The roles of mutS, sbcCD and recA in the propagation of TGG repeats in Escherichia coli

A 24 triplet TGG·CCA repeat array shows length- and orientation-dependent propagation when present in the plasmid pUC18. When TGG(24) is present as template for leading-strand synthesis, plasmid recovery is normal in all strains tested. However, when it acts as template for lagging-strand synthesis, plasmid propagation is seriously compromised. Plasmids carrying deletions in the 5′ side of this sequence can be isolated and products carrying 15 TGG triplets do not significantly interfere with plasmid propagation. Mutations in sbcCD, mutS and recA significantly improve the recovery of plasmids with TGG(24) on the lagging-strand template. These findings suggest that TGG(24) can fold into a structure that can interfere with DNA replication in vivo but that TGG(15) cannot.
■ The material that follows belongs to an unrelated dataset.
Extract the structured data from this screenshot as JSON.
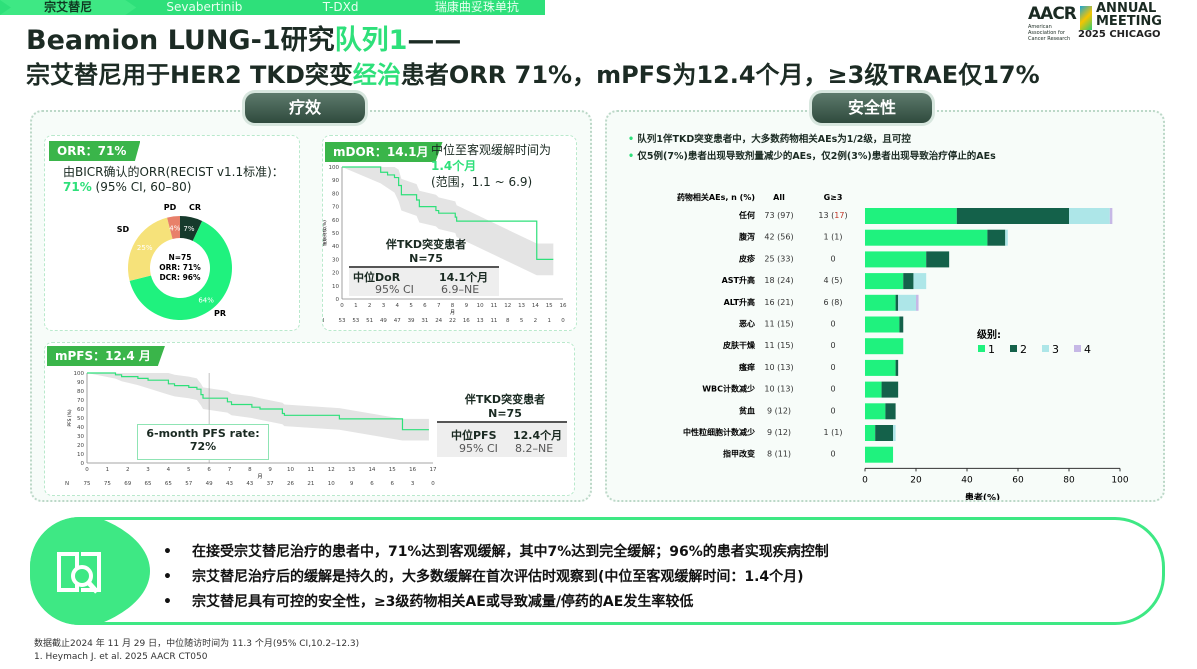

Furthermore, since the presence of the MutS and SbcCD proteins are required for propagation interference, it is likely that stabilisation of mismatched base pairs and secondary structure cleavage are implicated. In contrast, there is no correlation of triplet repeat expansion and deletion instability with predicted DNA folding. These results argue for a dissociation of the factors affecting DNA fragility from those affecting trinucleotide repeat expansion–contraction instability.